Levy carefully catalogued and cross-referenced each piece by author, composer, subject and title.

It had been Levy's quest to acquire a first-edition copy of "The Star-Spangled Banner," which had been published by Thomas Carr's Music Store at 36 Baltimore St. a month after Francis Scott Key witnessed the bombardment in 1814 from the deck of a cartel ship anchored some eight miles away from Fort McHenry.

Levy delighted in retelling the story through the years of how the acquisition of the desired and highly collectible copy of "The Star-Spangled Banner" sheet music nearly slipped through his hands.

He had heard about a copy for sale in New York in 1938, and after looking at it, declined to purchase it because its back cover was torn. He wanted a perfect copy.

A music publisher friend purchased it instead and promised Levy that if he learned of another copy for sale, he'd contact him.

Levy's chance came two years later, when his friend called and said there was a copy available for sale in Hagerstown.

"He gave me the name and phone number of the man who had it. I called up this guy, who was named Eaton," Levy recalled in a 1989 Evening Sun interview. "He said he would sell me the copy and would meet me outside the hotel in Hagerstown where he was staying."

Accompanied by his wife, Eleanor, Levy drove to Hagerstown, barely able to conceal his excitement. There they made contact outside the hotel with Eaton. Levy described him as "mysterious."

"We went upstairs to his room, and he opens a drawer and pulls out a copy of the Saturday Evening Post. He had hidden the copy of 'The Star-Spangled Banner' between two pages of the magazine," he told the newspaper.

"I knew it was genuine, and I said I would buy it. He wanted $150. I didn't have that much money on me, so I gave him a check for $20 and my personal note for the rest of it and told him he could cash the note with a friend of mine named Elliott Shapiro, the music publisher in New York," he said.

On their way back to Baltimore with his booty safely in hand, the couple decided to stop at a carpentry and antiques shop on the outskirts of Hagerstown that was owned by a man named Knodle.

Knodle informed Levy that he had a half-dozen bound books of sheet music that he would sell for $150.

As he examined the books, contemplating their purchase, he turned to a page where two sheets had been cut out. His curiosity now aroused, he went to his car and returned with his recent purchase.
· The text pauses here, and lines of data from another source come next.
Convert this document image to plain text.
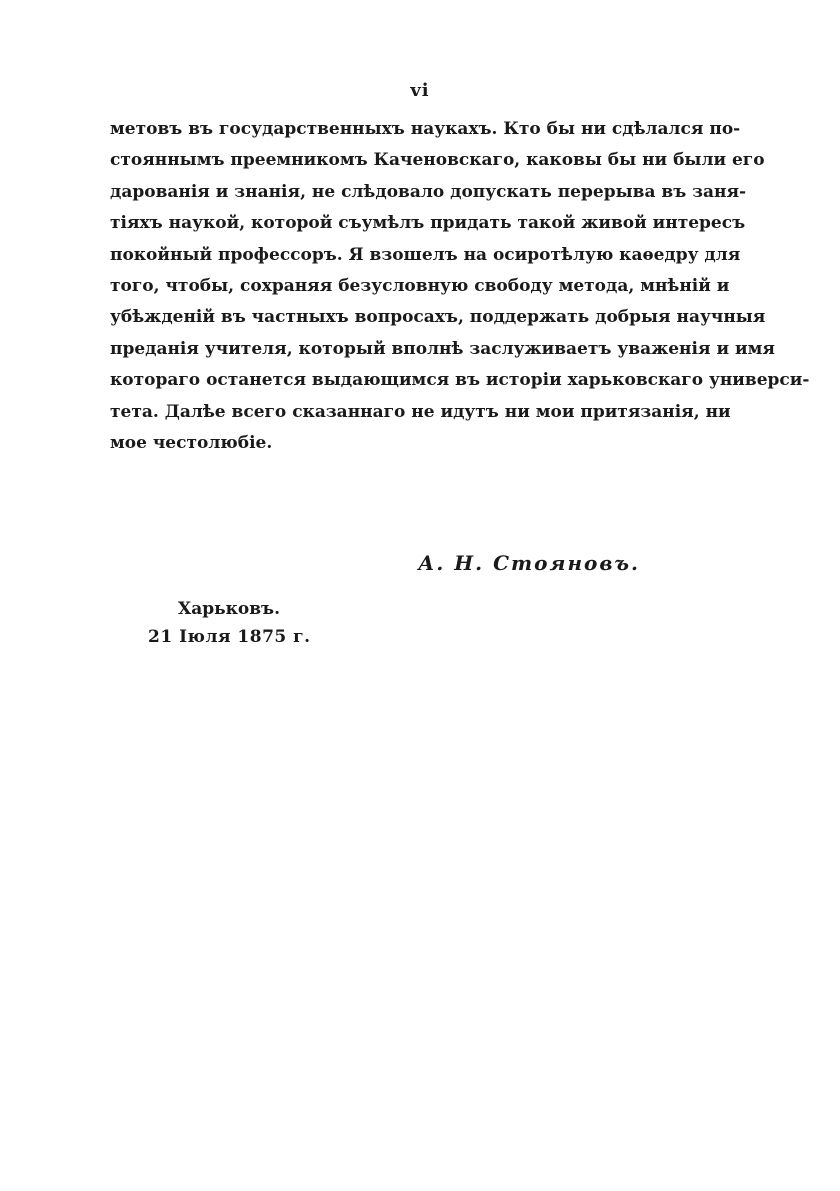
vi
метовъ въ государственныхъ наукахъ. Кто бы ни сдѣлался по-
стояннымъ преемникомъ Каченовскаго, каковы бы ни были его
дарованія и знанія, не слѣдовало допускать перерыва въ заня-
тіяхъ наукой, которой съумѣлъ придать такой живой интересъ
покойный профессоръ. Я взошелъ на осиротѣлую каѳедру для
того, чтобы, сохраняя безусловную свободу метода, мнѣній и
убѣжденій въ частныхъ вопросахъ, поддержать добрыя научныя
преданія учителя, который вполнѣ заслуживаетъ уваженія и имя
котораго останется выдающимся въ исторіи харьковскаго универси-
тета. Далѣе всего сказаннаго не идутъ ни мои притязанія, ни
мое честолюбіе.
А. Н. Стояновъ.
Харьковъ.
21 Іюля 1875 г.
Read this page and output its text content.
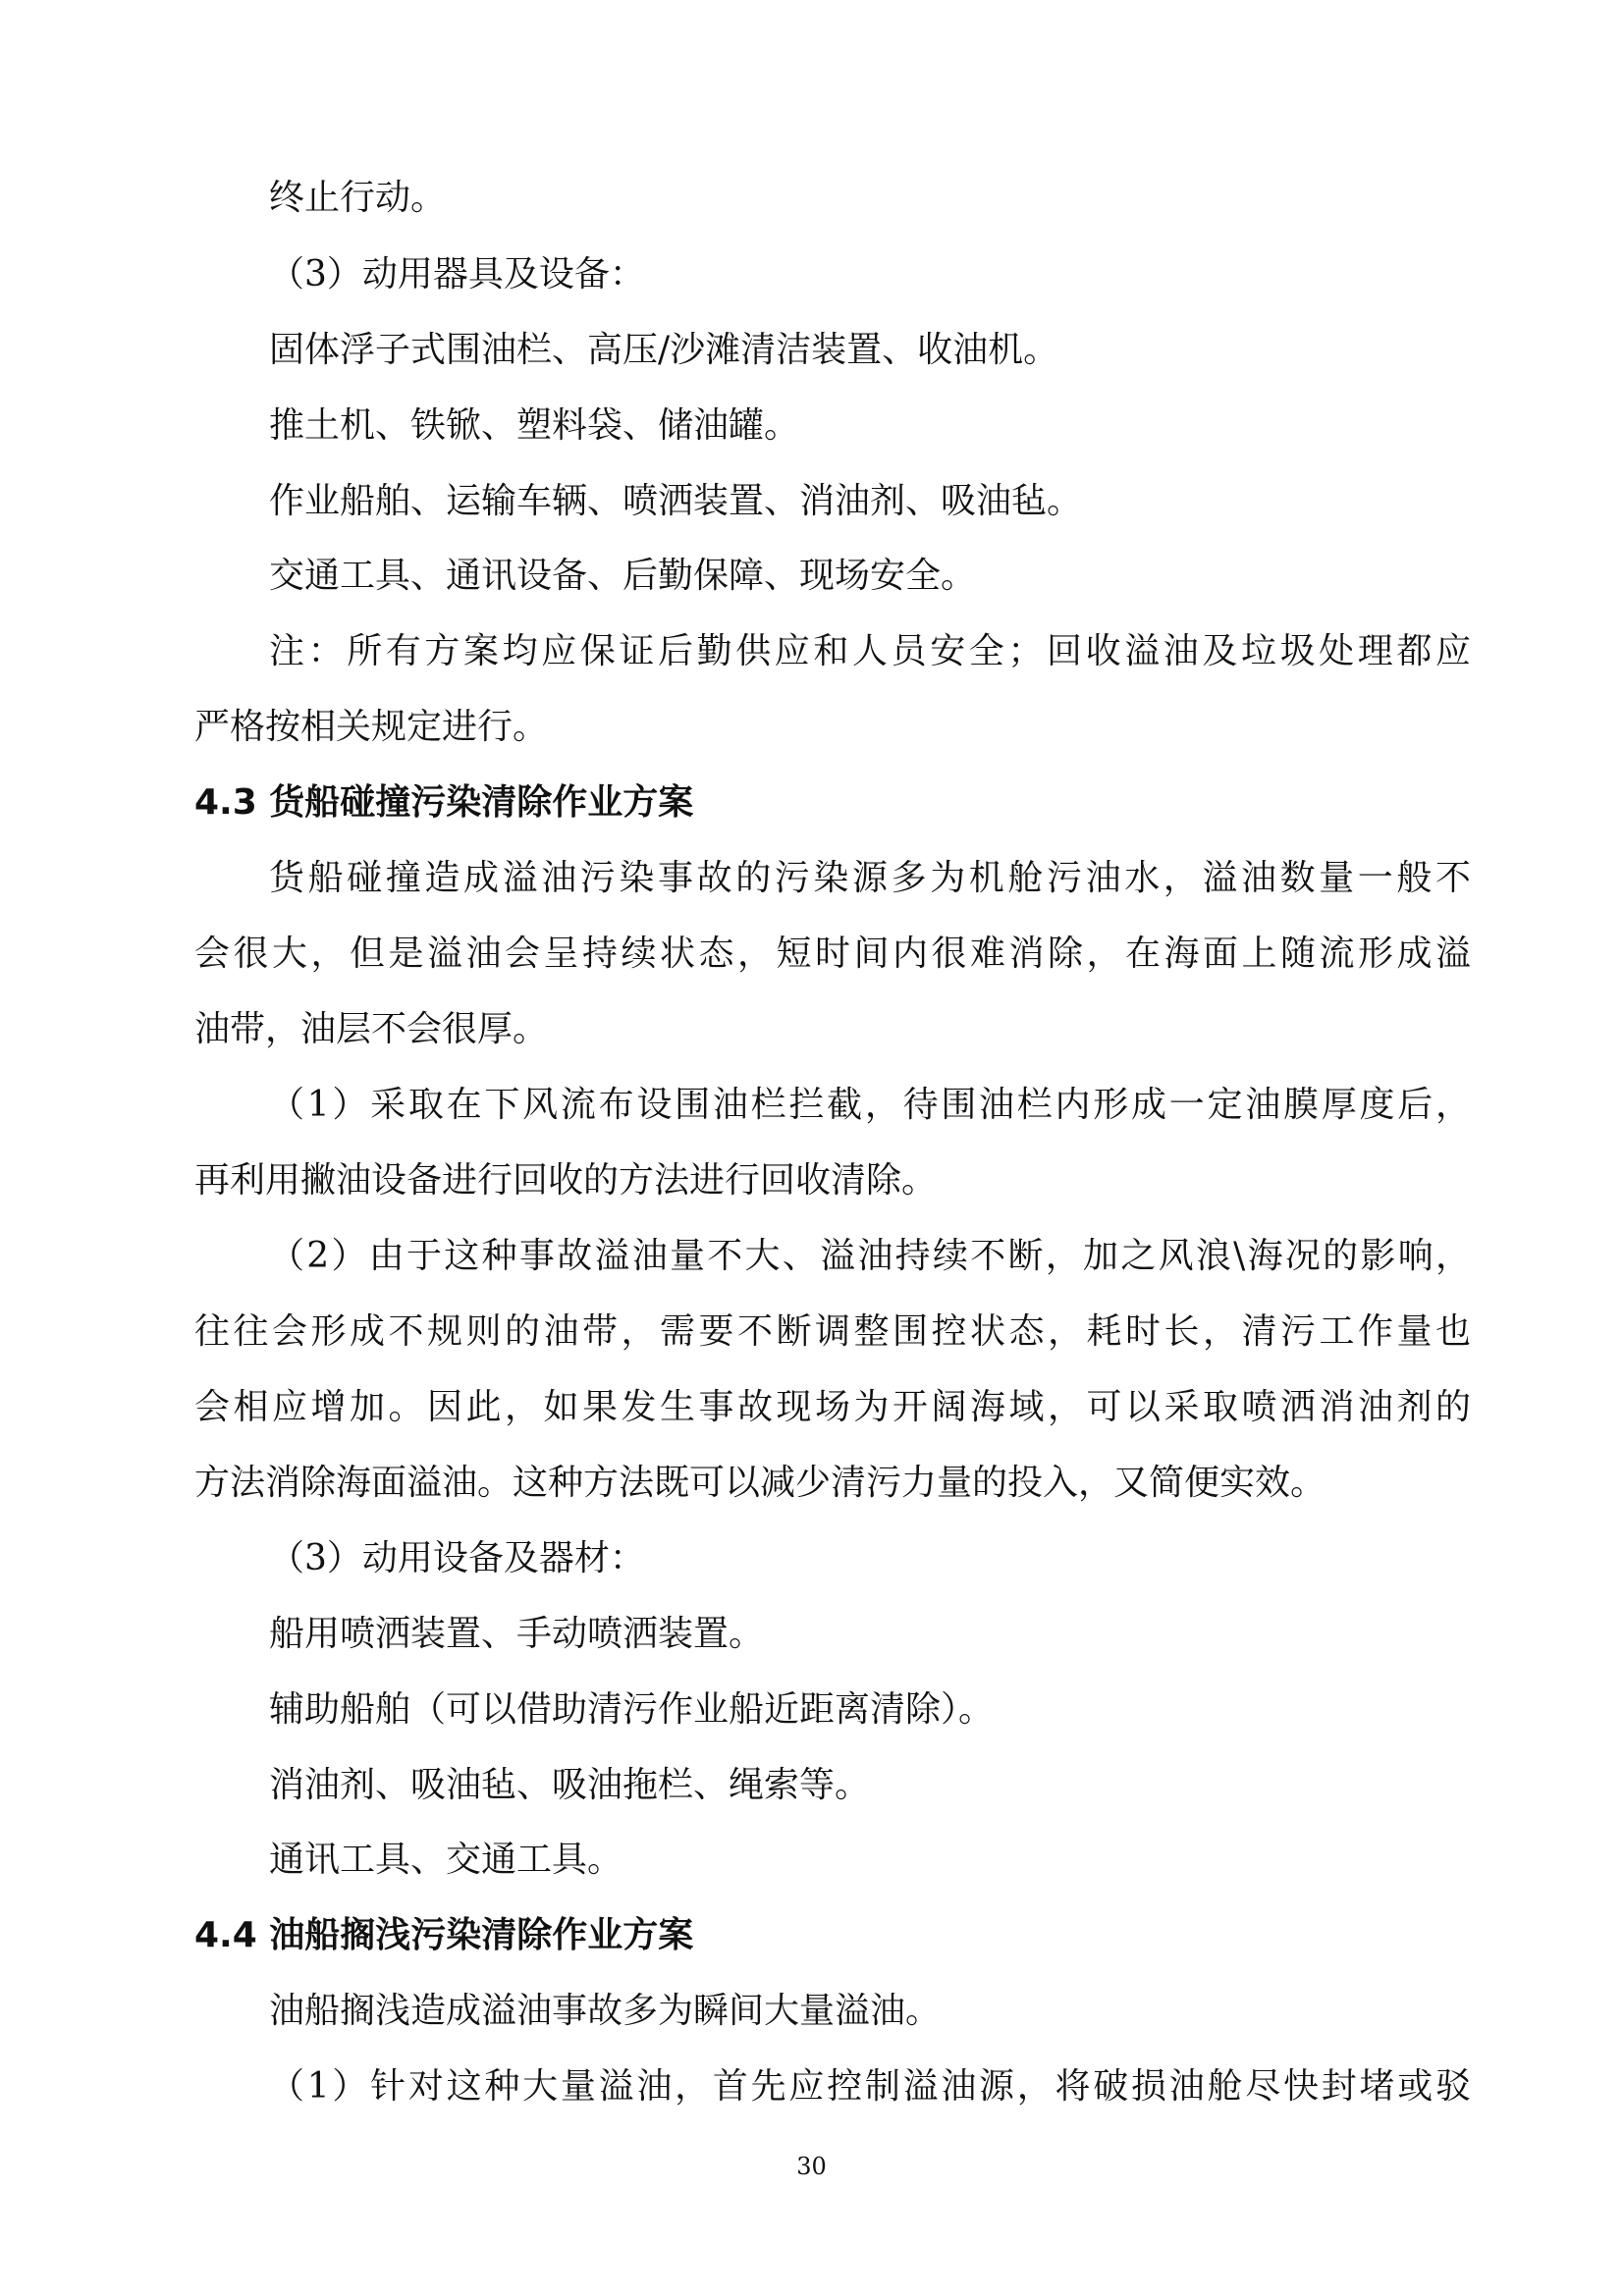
终止行动。
（3）动用器具及设备：
固体浮子式围油栏、高压/沙滩清洁装置、收油机。
推土机、铁锨、塑料袋、储油罐。
作业船舶、运输车辆、喷洒装置、消油剂、吸油毡。
交通工具、通讯设备、后勤保障、现场安全。
注：所有方案均应保证后勤供应和人员安全；回收溢油及垃圾处理都应
严格按相关规定进行。
4.3 货船碰撞污染清除作业方案
货船碰撞造成溢油污染事故的污染源多为机舱污油水，溢油数量一般不
会很大，但是溢油会呈持续状态，短时间内很难消除，在海面上随流形成溢
油带，油层不会很厚。
（1）采取在下风流布设围油栏拦截，待围油栏内形成一定油膜厚度后，
再利用撇油设备进行回收的方法进行回收清除。
（2）由于这种事故溢油量不大、溢油持续不断，加之风浪\海况的影响，
往往会形成不规则的油带，需要不断调整围控状态，耗时长，清污工作量也
会相应增加。因此，如果发生事故现场为开阔海域，可以采取喷洒消油剂的
方法消除海面溢油。这种方法既可以减少清污力量的投入，又简便实效。
（3）动用设备及器材：
船用喷洒装置、手动喷洒装置。
辅助船舶（可以借助清污作业船近距离清除）。
消油剂、吸油毡、吸油拖栏、绳索等。
通讯工具、交通工具。
4.4 油船搁浅污染清除作业方案
油船搁浅造成溢油事故多为瞬间大量溢油。
（1）针对这种大量溢油，首先应控制溢油源，将破损油舱尽快封堵或驳
30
To his astonishment, his copy of "The Star-Spangled Banner" fit perfectly in the missing space.

Levy now had to confront the fact that he was dealing with a thief and in possession of what he told The Evening Sun was "hot goods."

He returned the missing pages to Knodle and explained what had happened earlier in the day. He offered to buy the books at Knodle's original $150 asking price.

Knodle said he wanted to think the deal over and would need at least a week to do it.

On the long ride back to Baltimore, Levy suddenly remembered that he had to call his friend Shapiro in New York City, who was to cash his note once Eaton came calling.